When House Foods, one of Japan’s largest food manufacturers, decided to develop a line of weight loss food products for sale in Japan, it reached out to Kleinbard client Nutrisystem, which has been a leader in the weight loss food industry since the mid-70s.

Because Japanese food culture is very different from America’s, what House Foods needed from Nutrisystem was not recipes or technology involving the actual food sold by Nutrisystem. Instead, House Foods wanted the right to use Nutrisystem’s well-known trademarks and its unique business model – i.e., the methods Nutrisystem uses to promote, market and sell its food products through various trade channels (online, television, print and direct mail); provide weight loss and weight management counseling; and operate its industry-leading ecommerce site. House Foods also determined that it needed certain portions of the software used to run Nutrisystem’s website since the new line of House Foods products would only be sold via the Internet.

Following several in-person meetings among executives from both companies (including some held in Japan) and the development of a term sheet, Nutrisystem engaged Kleinbard to draft and negotiate a license agreement with House Foods granting it exclusive rights to Nutrisystem’s intellectual property in Japan.

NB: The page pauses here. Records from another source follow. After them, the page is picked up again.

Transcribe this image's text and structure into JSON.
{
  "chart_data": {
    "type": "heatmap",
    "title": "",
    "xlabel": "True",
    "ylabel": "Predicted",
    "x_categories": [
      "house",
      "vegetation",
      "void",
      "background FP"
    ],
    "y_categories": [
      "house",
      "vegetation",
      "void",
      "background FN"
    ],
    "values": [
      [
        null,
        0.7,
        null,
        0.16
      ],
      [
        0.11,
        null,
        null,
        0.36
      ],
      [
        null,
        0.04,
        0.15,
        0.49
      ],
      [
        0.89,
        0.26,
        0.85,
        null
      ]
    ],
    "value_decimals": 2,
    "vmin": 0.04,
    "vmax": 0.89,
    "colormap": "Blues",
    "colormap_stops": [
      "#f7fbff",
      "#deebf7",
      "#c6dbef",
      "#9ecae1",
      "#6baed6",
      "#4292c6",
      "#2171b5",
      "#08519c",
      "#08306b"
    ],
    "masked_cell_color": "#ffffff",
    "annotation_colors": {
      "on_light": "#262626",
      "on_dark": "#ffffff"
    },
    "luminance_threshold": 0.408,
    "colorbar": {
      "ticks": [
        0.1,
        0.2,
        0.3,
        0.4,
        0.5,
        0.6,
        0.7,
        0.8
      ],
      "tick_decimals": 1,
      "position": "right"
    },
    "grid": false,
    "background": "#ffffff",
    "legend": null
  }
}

Several complex issues needed to be resolved in the negotiations, including: (1) which parties would own future improvements and refinements to Nutrisystem’s business model (whether developed by Nutrisystem or House Foods); (2) whether and to what extent House Foods would have access to and the right to use future improvements to Nutrisystem’s business practices that Nutrisystem deployed in the American market; (3) how Nutrisystem, with its limited knowledge of Japanese food culture, would monitor and exercise quality control over the House Foods products sold under the Nutrisystem trademarks (U.S. trademark law requires licensors to exercise such control); and (4) the extent to which House Foods could sell Nutrisystem-branded products to purchasers located outside of Japan (the planned e-commerce site would be accessible to anyone in the world with an Internet connection).

After several weeks of negotiation with House Foods’ in-house counsel, the license agreement was signed and House Foods made significant advance royalty payments in exchange for the right to begin developing its new line of Nutrisystem products. Although the development phase lasted for more than a year, the new products were immediately successful in the Japanese market. Because the license’s royalties were calculated based upon net sales of the products (subject to minimum annual payments in the early years), Nutrisystem considers the license to be a successful way to create an income stream from its intellectual property in an unfamiliar market.